Hello containerd 2.1

containerd 2.1 is here! Delivering new features and improvements, this release also launches our new six-month cadence – just half a year after containerd 2.0.

Features and enhancements

The release notes have the complete rundown, but these are the standouts for me:

• Easier Large Dataset Management in Kubernetes with OCI Image Volumes: Now you can use OCI images directly as volumes for your pods. This simplifies distributing large datasets by keeping them separate from your application’s main image. Why this is a big deal:

  • Streamlined Credentials & Storage: Access data using the same registry and credentials you already use for your container images – no need for a separate storage solution.
  • Efficient Data Access (Lazy Loading): Built on containerd’s snapshotter extension point, this allows for “on-demand” data loading with lazy-loading implementations like stargz-snapshotter and (and GKE image streaming, once containerd 2.1 becomes available in GKE), improving startup times. (Disclosure: I am a Google employee working on GKE.)

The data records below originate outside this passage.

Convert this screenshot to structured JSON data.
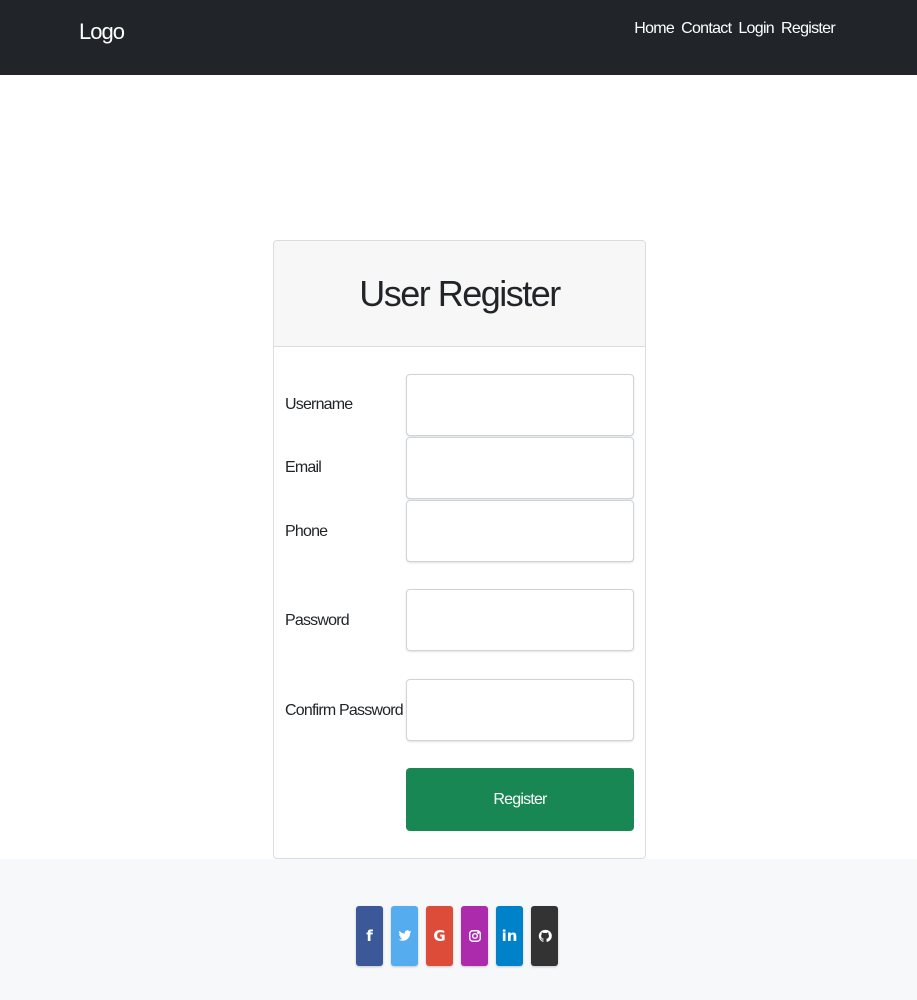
{
  "navbar": {
    "brand": "Logo",
    "links": [
      "Home",
      "Contact",
      "Login",
      "Register"
    ]
  },
  "card": {
    "title": "User Register",
    "fields": [
      {
        "label": "Username",
        "value": "",
        "type": "text"
      },
      {
        "label": "Email",
        "value": "",
        "type": "email"
      },
      {
        "label": "Phone",
        "value": "",
        "type": "tel"
      },
      {
        "label": "Password",
        "value": "",
        "type": "password"
      },
      {
        "label": "Confirm Password",
        "value": "",
        "type": "password"
      }
    ],
    "submit_label": "Register",
    "submit_color": "#198754"
  },
  "footer": {
    "social": [
      {
        "icon": "facebook-icon",
        "glyph": "f",
        "color": "#3b5998"
      },
      {
        "icon": "twitter-icon",
        "glyph": "",
        "color": "#55acee"
      },
      {
        "icon": "google-icon",
        "glyph": "G",
        "color": "#dd4b39"
      },
      {
        "icon": "instagram-icon",
        "glyph": "",
        "color": "#ac2bac"
      },
      {
        "icon": "linkedin-icon",
        "glyph": "in",
        "color": "#0082ca"
      },
      {
        "icon": "github-icon",
        "glyph": "",
        "color": "#333333"
      }
    ]
  }
}
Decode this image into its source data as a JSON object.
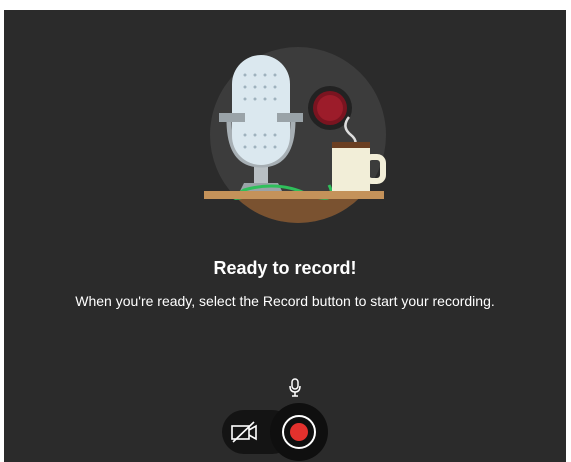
{
  "dialog": {
    "title": "Ready to record!",
    "message": "When you're ready, select the Record button to start your recording."
  },
  "icons": {
    "illustration": "microphone-coffee-illustration",
    "mic_indicator": "microphone-icon",
    "camera": "camera-off-icon",
    "record": "record-icon"
  },
  "colors": {
    "background": "#2b2b2b",
    "record_red": "#e3312d",
    "control_dark": "#141414"
  }
}
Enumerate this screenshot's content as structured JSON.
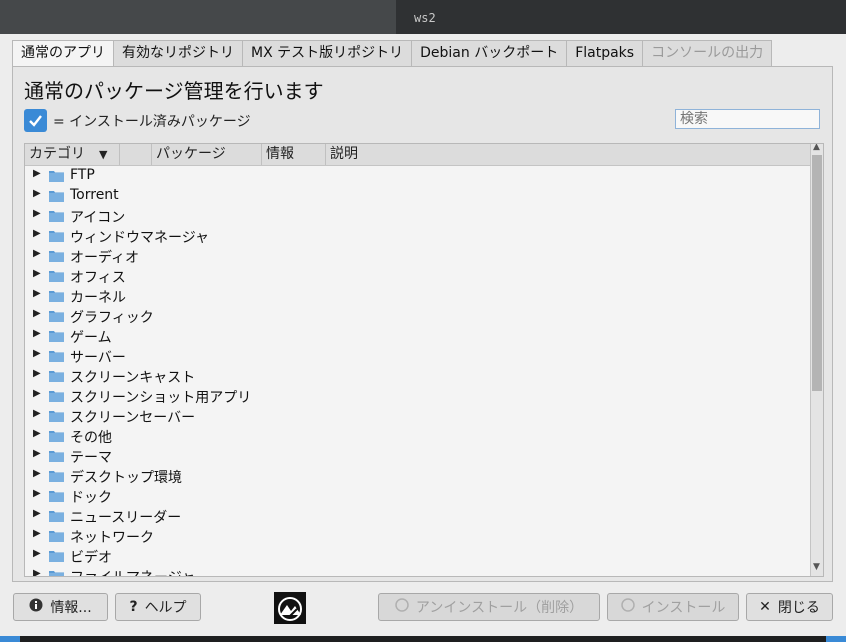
{
  "window": {
    "title": "ws2"
  },
  "tabs": [
    {
      "label": "通常のアプリ"
    },
    {
      "label": "有効なリポジトリ"
    },
    {
      "label": "MX テスト版リポジトリ"
    },
    {
      "label": "Debian バックポート"
    },
    {
      "label": "Flatpaks"
    },
    {
      "label": "コンソールの出力"
    }
  ],
  "main": {
    "heading": "通常のパッケージ管理を行います",
    "legend_text": "= インストール済みパッケージ",
    "search_placeholder": "検索"
  },
  "table": {
    "columns": [
      "カテゴリ",
      "",
      "パッケージ",
      "情報",
      "説明"
    ],
    "sort_indicator": "▼",
    "rows": [
      {
        "label": "FTP"
      },
      {
        "label": "Torrent"
      },
      {
        "label": "アイコン"
      },
      {
        "label": "ウィンドウマネージャ"
      },
      {
        "label": "オーディオ"
      },
      {
        "label": "オフィス"
      },
      {
        "label": "カーネル"
      },
      {
        "label": "グラフィック"
      },
      {
        "label": "ゲーム"
      },
      {
        "label": "サーバー"
      },
      {
        "label": "スクリーンキャスト"
      },
      {
        "label": "スクリーンショット用アプリ"
      },
      {
        "label": "スクリーンセーバー"
      },
      {
        "label": "その他"
      },
      {
        "label": "テーマ"
      },
      {
        "label": "デスクトップ環境"
      },
      {
        "label": "ドック"
      },
      {
        "label": "ニュースリーダー"
      },
      {
        "label": "ネットワーク"
      },
      {
        "label": "ビデオ"
      },
      {
        "label": "ファイルマネージャ"
      }
    ]
  },
  "buttons": {
    "info": "情報...",
    "help": "ヘルプ",
    "uninstall": "アンインストール（削除）",
    "install": "インストール",
    "close": "閉じる"
  },
  "icons": {
    "info": "info-icon",
    "help": "question-icon",
    "uninstall": "trash-icon",
    "install": "download-icon",
    "close": "close-icon",
    "category": "folder-icon",
    "expand": "expand-arrow-icon",
    "logo": "mx-logo-icon"
  },
  "colors": {
    "accent": "#3a8ad6",
    "folder": "#5b9bd5"
  }
}
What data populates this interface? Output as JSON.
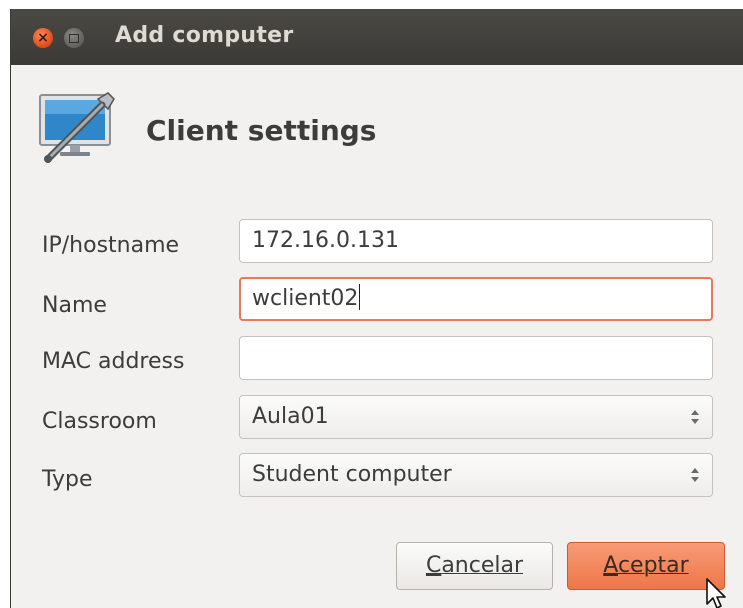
{
  "window": {
    "title": "Add computer",
    "close_icon": "×"
  },
  "header": {
    "title": "Client settings",
    "icon": "monitor-wrench-icon"
  },
  "form": {
    "ip_label": "IP/hostname",
    "ip_value": "172.16.0.131",
    "name_label": "Name",
    "name_value": "wclient02",
    "mac_label": "MAC address",
    "mac_value": "",
    "classroom_label": "Classroom",
    "classroom_value": "Aula01",
    "type_label": "Type",
    "type_value": "Student computer"
  },
  "buttons": {
    "cancel_mnemonic": "C",
    "cancel_rest": "ancelar",
    "ok_mnemonic": "A",
    "ok_rest": "ceptar"
  },
  "colors": {
    "titlebar": "#3b3a36",
    "accent": "#ee7647",
    "focus_border": "#e8795a",
    "dialog_bg": "#f2f1f0"
  }
}
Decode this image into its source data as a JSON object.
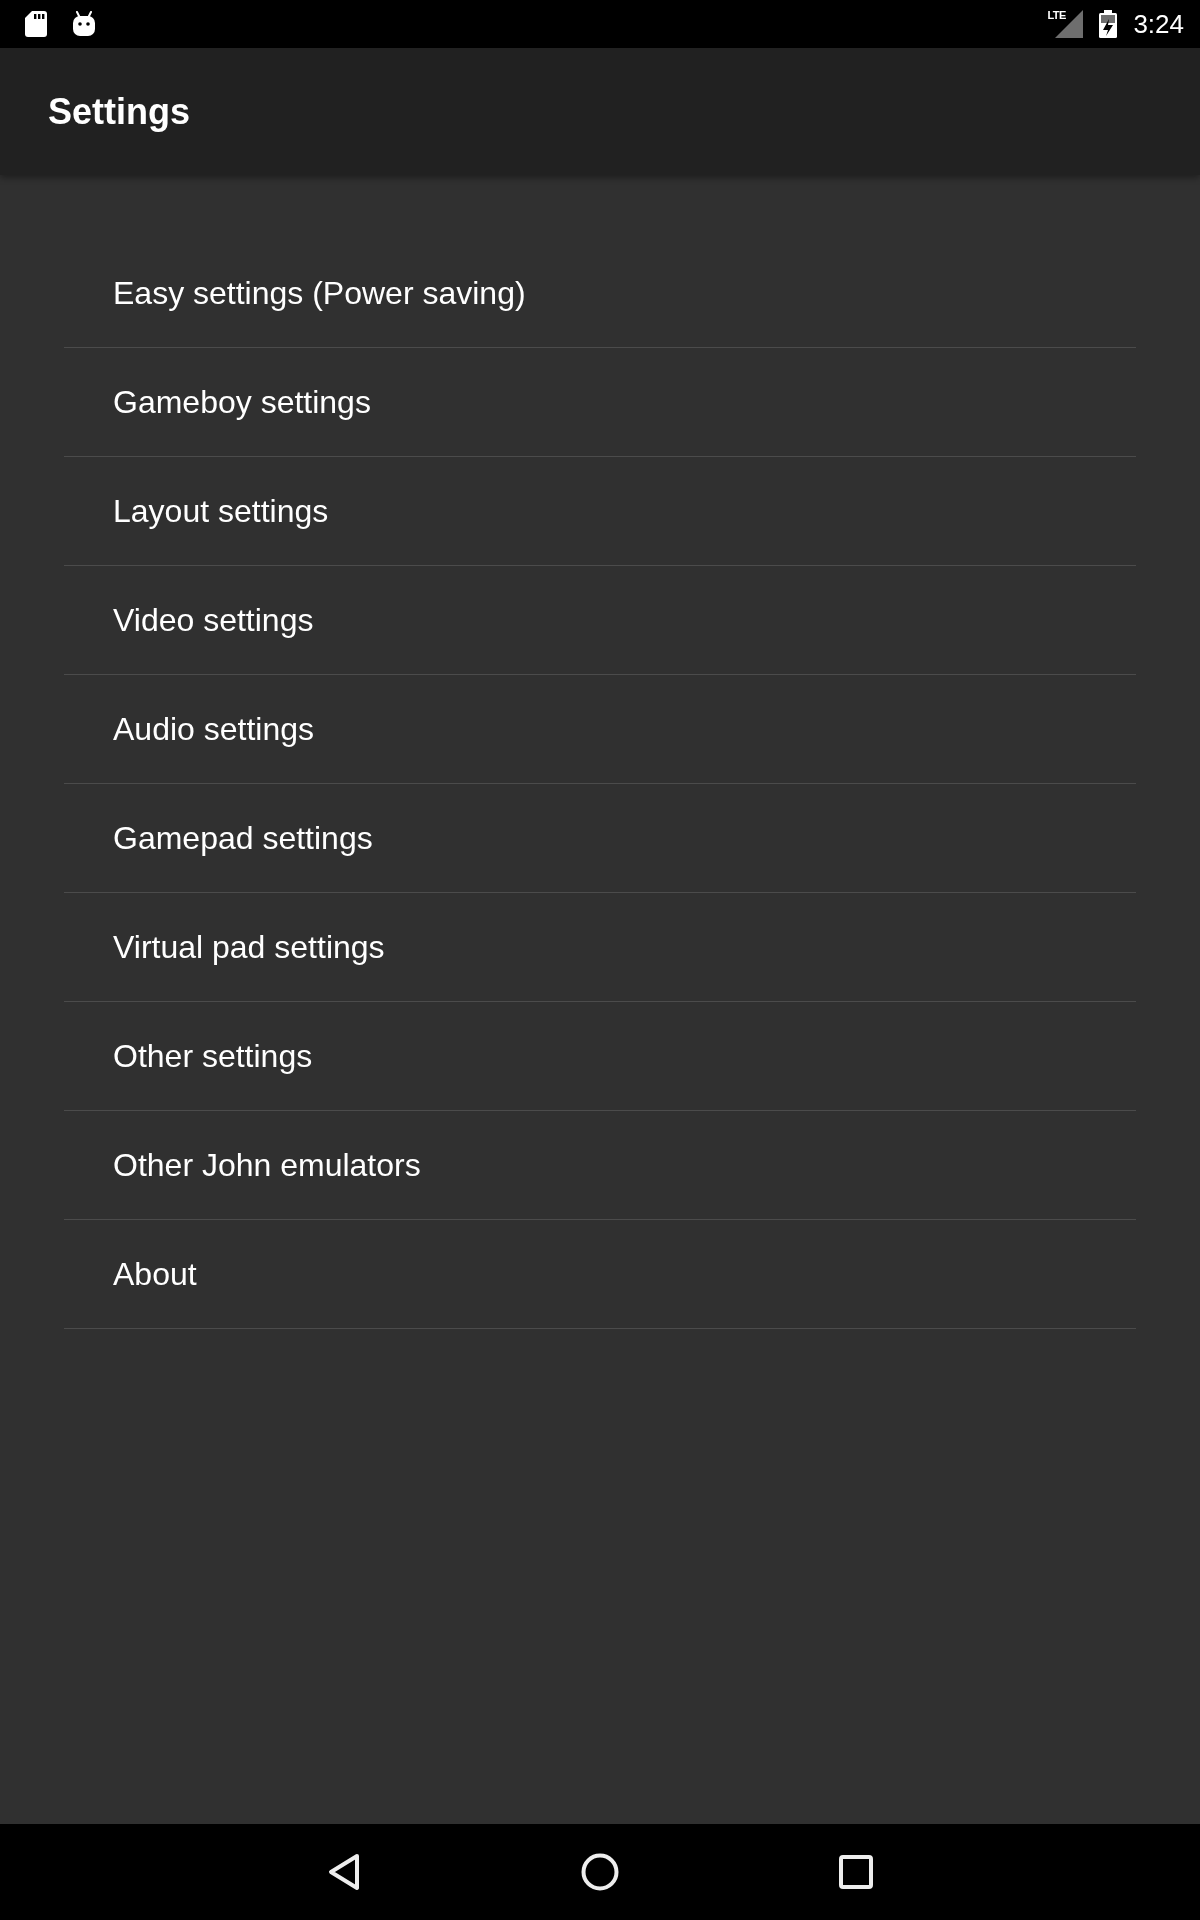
{
  "status_bar": {
    "network": "LTE",
    "time": "3:24"
  },
  "app_bar": {
    "title": "Settings"
  },
  "settings_list": {
    "items": [
      {
        "label": "Easy settings (Power saving)"
      },
      {
        "label": "Gameboy settings"
      },
      {
        "label": "Layout settings"
      },
      {
        "label": "Video settings"
      },
      {
        "label": "Audio settings"
      },
      {
        "label": "Gamepad settings"
      },
      {
        "label": "Virtual pad settings"
      },
      {
        "label": "Other settings"
      },
      {
        "label": "Other John emulators"
      },
      {
        "label": "About"
      }
    ]
  }
}
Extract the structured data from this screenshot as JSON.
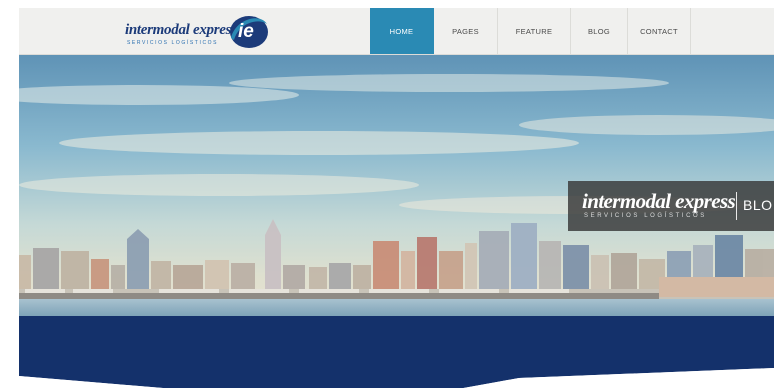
{
  "brand": {
    "name": "intermodal express",
    "tagline": "SERVICIOS LOGÍSTICOS",
    "badge": "ie"
  },
  "nav": {
    "items": [
      {
        "label": "HOME",
        "active": true
      },
      {
        "label": "PAGES",
        "active": false
      },
      {
        "label": "FEATURE",
        "active": false
      },
      {
        "label": "BLOG",
        "active": false
      },
      {
        "label": "CONTACT",
        "active": false
      }
    ]
  },
  "hero": {
    "image": "city-skyline-waterfront",
    "card": {
      "name": "intermodal express",
      "tagline": "SERVICIOS LOGÍSTICOS",
      "label": "BLO"
    }
  },
  "colors": {
    "accent": "#2a8ab4",
    "brand_navy": "#1c3b7a",
    "band_navy": "#14316b",
    "header_bg": "#f0f0ee"
  }
}
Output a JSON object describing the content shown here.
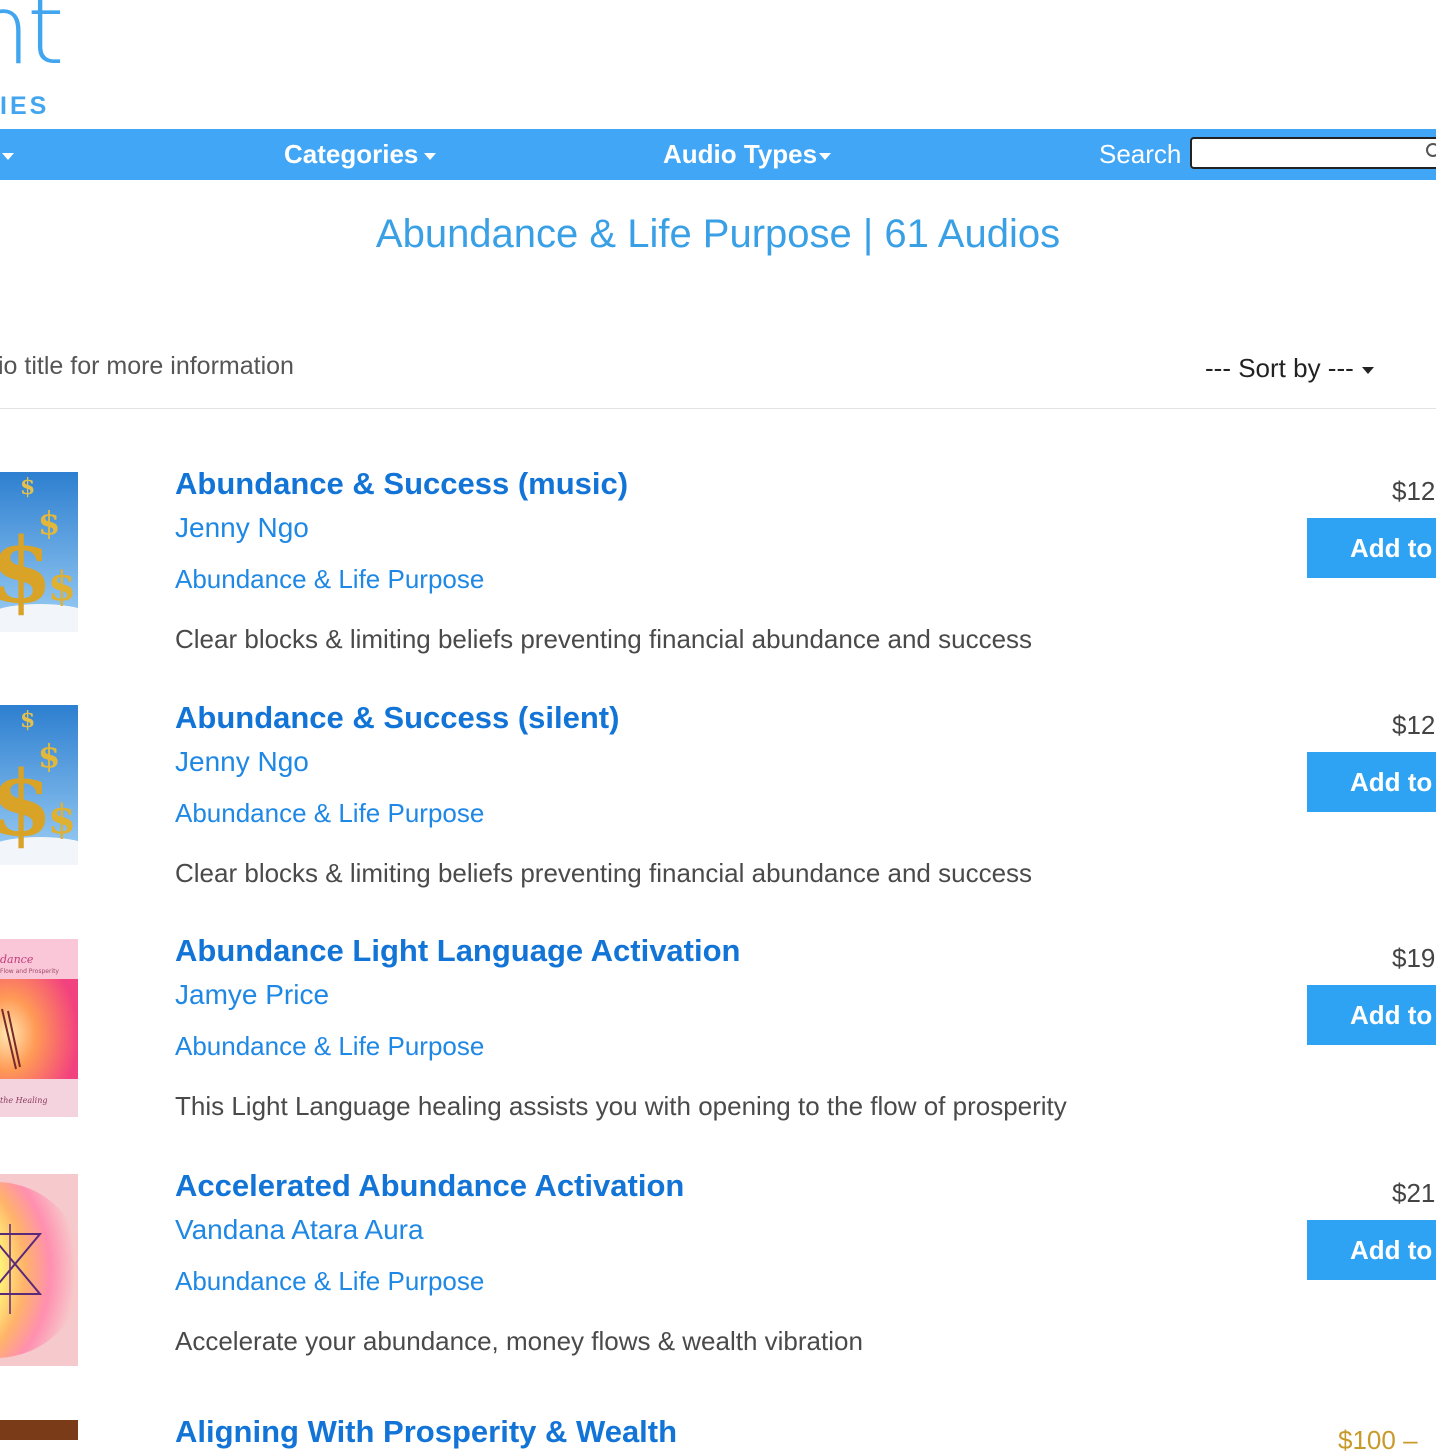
{
  "logo": {
    "text": "nt",
    "subtitle": "IES"
  },
  "nav": {
    "first_caret_label": "",
    "categories": "Categories",
    "audio_types": "Audio Types",
    "search_label": "Search",
    "search_value": ""
  },
  "page": {
    "title": "Abundance & Life Purpose | 61 Audios",
    "hint": "io title for more information",
    "sort_label": "--- Sort by ---"
  },
  "items": [
    {
      "title": "Abundance & Success (music)",
      "author": "Jenny Ngo",
      "category": "Abundance & Life Purpose",
      "description": "Clear blocks & limiting beliefs preventing financial abundance and success",
      "price": "$12",
      "button": "Add to",
      "thumb": "money-icon"
    },
    {
      "title": "Abundance & Success (silent)",
      "author": "Jenny Ngo",
      "category": "Abundance & Life Purpose",
      "description": "Clear blocks & limiting beliefs preventing financial abundance and success",
      "price": "$12",
      "button": "Add to",
      "thumb": "money-icon"
    },
    {
      "title": "Abundance Light Language Activation",
      "author": "Jamye Price",
      "category": "Abundance & Life Purpose",
      "description": "This Light Language healing assists you with opening to the flow of prosperity",
      "price": "$19",
      "button": "Add to",
      "thumb": "light-art-icon"
    },
    {
      "title": "Accelerated Abundance Activation",
      "author": "Vandana Atara Aura",
      "category": "Abundance & Life Purpose",
      "description": "Accelerate your abundance, money flows & wealth vibration",
      "price": "$21",
      "button": "Add to",
      "thumb": "rainbow-star-icon"
    }
  ],
  "partial_item": {
    "title": "Aligning With Prosperity & Wealth",
    "price": "$100 – "
  },
  "colors": {
    "brand_blue": "#41a6f5",
    "link_blue": "#1274d6",
    "price_gold": "#c89a2a"
  }
}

• Transfer Service Now Default for CRI Image Pulls: In containerd 2.1, the CRI plugin defaults to using the transfer service. This change integrates the streamlined image pull mechanisms introduced in containerd 2.0 directly into the Kubernetes runtime interface. This update also lays the groundwork for features like image verifier plugins to be used with Kubernetes. (Please note some limitations, detailed in the documentation).

• Faster Image Downloads: containerd 2.1 speeds up the download of large container images using multiple simultaneous HTTP range requests to fetch different parts of an image layer at once.

• EROFS snapshotter - EROFS is a filesystem optimized for fast read-only operations and is a good fit for container images.

• Writable cgroups for unprivileged containers - Unprivileged containers can now manage cgroups and further divide their resources among internal child processes. This option is not enabled by default but can be enabled in the CRI plugin configuration.

Feature removals

containerd 2.1 completes the deprecation of two features which were highlighted in our containerd 2.0 release. These are:

1. Schema 1 images - This old format of Docker images was deprecated in containerd 1.7 and disabled by default in containerd 2.0. Schema 1 images are now fully unsupported in containerd 2.1; users should migrate to OCI images or Docker schema 2 images.
2. Go-plugin library (.so) runtime plugins - This feature was added based on Go’s support for building .so libraries on Linux. Unfortunately, these were extremely difficult to build and run correctly, and the maintainers have had no evidence of community use. This feature was deprecated in containerd 2.0 and is now removed.

New release cadence

To better serve the wider container ecosystem, we’ve adopted a predictable, six-month release cadence for containerd. This shift is a direct result of our maintainer summit in January, where we reflected on the 2.0 release and discussed containerd’s crucial role. We concluded that our previous strategy of releasing based on feature completion created uncertainty around release timing, making it challenging for the community to plan and integrate with containerd. This new time-based approach directly addresses these concerns, promoting easier adoption and greater reliability for everyone using containerd.